Demokrasilerde toplumsal etkinliklerin önemi yadsınamaz. İktidarlar, gerekli gördüklerinde açıktan, bazen el altından toplumsal etkinliklerin öznesi bile olurlar. Muhalefet partileri ise toplumsal etkinliklerin/ eylemlerin ya öznesidirler ya da bileşeni. Ancak toplumsal etkinliklerin olumlu sonuçları,
1- Eylemi yapanların örgütlülüğüne,
2- Eylemi gerçekleştirenlerin ideolojisine,
3- Eylemi yapanların liderinin gücüne,
4- Eylemin ideolojik temelinin ve amaçlarının
kitlelerce benimsenmesine bağlıdır.
Bu genel kurallara, bu genel kurallarla ilişkili olarak şunları da eklemek gerekir:
1a- Etkinliğe- eyleme katılanların sayıları sonucu etkiler.
2a- Eylemi gerçekleştirenlerin kararlılıkları sonucu etkiler.
2b- Eylemi gerçekleştirenlerin eyleme sürerlilik, yenilenebilirlik kazandırmaları sonucu etkiler.
4a- Eylemin amaçlarının kitlelerde vazgeçilmez talepler doğurması sonucu etkiler.
Eylemin amaçlarına ulaşabilmesi için gerekli olan bu koşullara elbette liderin gücünü eklemek zorunluluktur; zaten sayılagelen bu koşulları yönlendiren lider, güçsüzse bile güç kazanır.
***
Kılıçdaroğlu'nun yürüyüşü, yürüyüşe katılan herkesin ifade ettiğine göre çok örgütlüydü. Ancak, biz yürüyüş konvoyunun ihtiyaçlarının giderilmesindeki örgütlülüğü, CHP'nin örgütlülüğü olarak değil, yürüyüş konvoyunun tedarikçisinin başarısı olarak değerlendiriyoruz. Eğer CHP örgütü, yürüyüş bileşenleri ile yürüyüşe hangi ilin, hangi ilçenin nerede, hangi sayıda insanla katılacağını planlayıp katılımı kendiliğindenliğe terk etmeseydi elbette bir örgüt hareketinden söz ederdik. Oysa şimdi halkın ihtiyaç duyduğu için katıldığından, liderin sürüklemesinden söz edebiliriz.
***
Yürüyüşün asgari öğrettikleri şunlardır:
1- CHP örgütü silkinmelidir.
2- CHP yeniden örgütlenmelidir.
3- CHP örgütü yenilenerek daha canlı ve profesyonel bir kimlikle iktidar yürüyüşüne başlamalıdır.
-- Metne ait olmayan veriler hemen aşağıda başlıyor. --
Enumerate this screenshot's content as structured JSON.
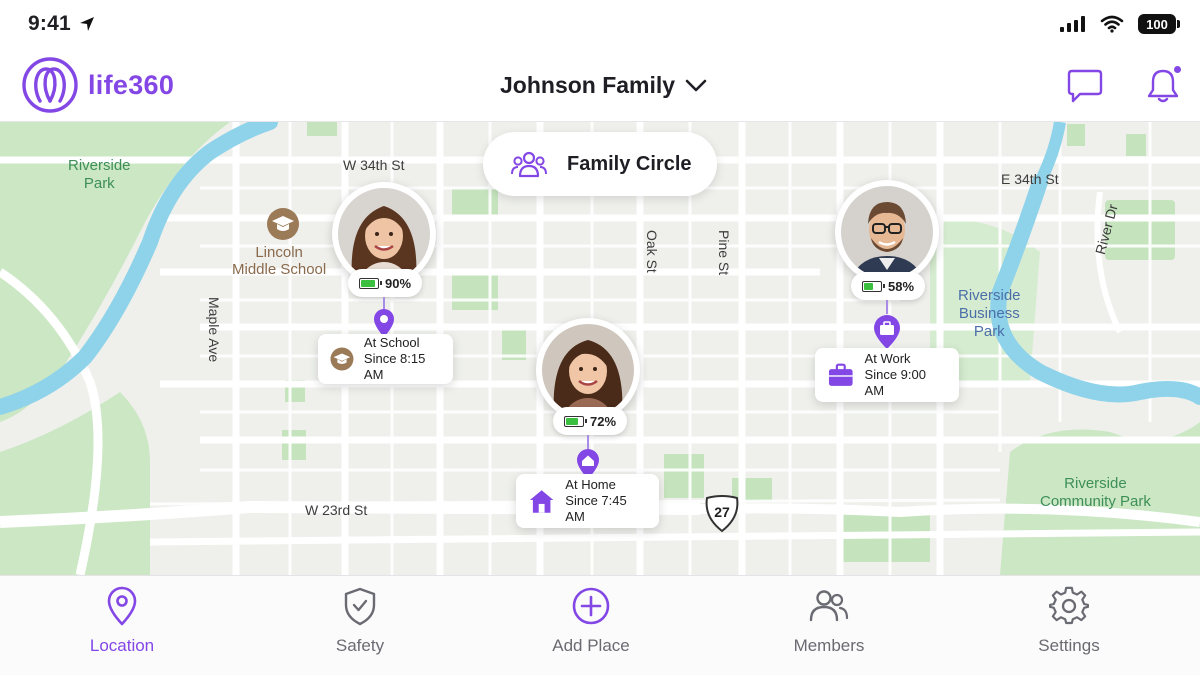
{
  "status_bar": {
    "time": "9:41",
    "battery": "100"
  },
  "header": {
    "app_name": "life360",
    "circle_name": "Johnson Family"
  },
  "map": {
    "family_circle_label": "Family Circle",
    "streets": {
      "w34": "W 34th St",
      "e34": "E 34th St",
      "w23": "W 23rd St",
      "maple": "Maple Ave",
      "oak": "Oak St",
      "pine": "Pine St",
      "river_dr": "River Dr"
    },
    "places": {
      "riverside_park": "Riverside\nPark",
      "lincoln_school": "Lincoln\nMiddle School",
      "riverside_business": "Riverside\nBusiness\nPark",
      "riverside_community": "Riverside\nCommunity Park"
    },
    "route_number": "27",
    "members": [
      {
        "battery": "90%",
        "battery_level": 0.9,
        "status": "At School",
        "since": "Since 8:15 AM"
      },
      {
        "battery": "72%",
        "battery_level": 0.72,
        "status": "At Home",
        "since": "Since 7:45 AM"
      },
      {
        "battery": "58%",
        "battery_level": 0.58,
        "status": "At Work",
        "since": "Since 9:00 AM"
      }
    ]
  },
  "nav": {
    "location": "Location",
    "safety": "Safety",
    "add_place": "Add Place",
    "members": "Members",
    "settings": "Settings"
  },
  "colors": {
    "accent": "#8347e6",
    "park": "#c7e6c1",
    "water": "#8fd3ea",
    "school": "#9b7a58"
  }
}
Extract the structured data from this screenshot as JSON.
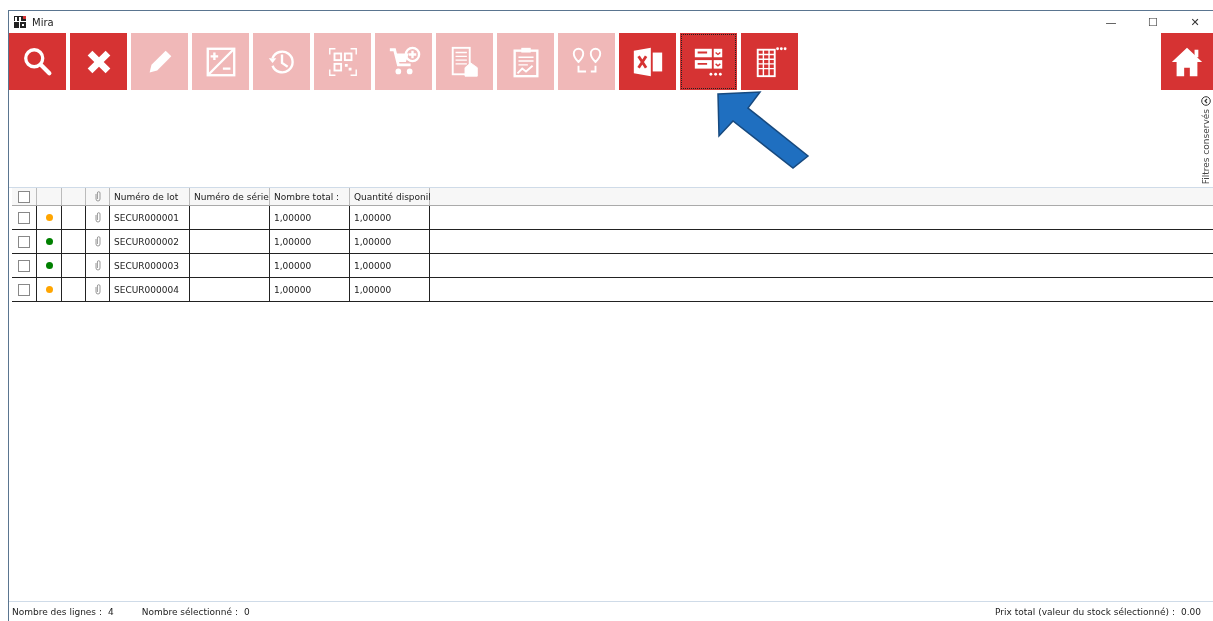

4- Yenilenen CHP örgütü, bu sürece ayak uyduramayanları, hantalları, dedikodudan kurtulamayanları, arkadaşlarının ayağını kazmayı politika zannedenleri, particiliğin arkadaş, eş dost kayırma olduğunu sananları silkelemelidir.
5- Parti, artık HAYIR cephesi ve YÜRÜYÜŞ bileşenleri ile politika üretmek zorunda olduğunu bilmeli ona göre davranmalıdır.
5a- Bu son seçeneğin gereği olarak her yerleşkede, HAYIR cephesindekilerle ve YÜRÜYÜŞ bileşenleri ile zaman kaybetmeden birer "ADALET PLATFORMU" oluşturmalıdır.
5b- Her yerleşkedeki "ADALET PLAFORMU" kendi bölgesi için tabanda politikalar üretmeli, bu politikalar merkez platformda gözden geçirilmeli, genel politika bunlarla, bunlar genel politika ile uyumlu hale getirilerek zaman kaybetmeden uygulamaya konmalıdır.
Bu ya da benzeri bir eylemlilik yapılamazsa, yürüyüş meydan okuması sürdürülemezse eylem saman alevi gibi sönecektir, bunca emek, heyecan ve umut kaybolacaktır.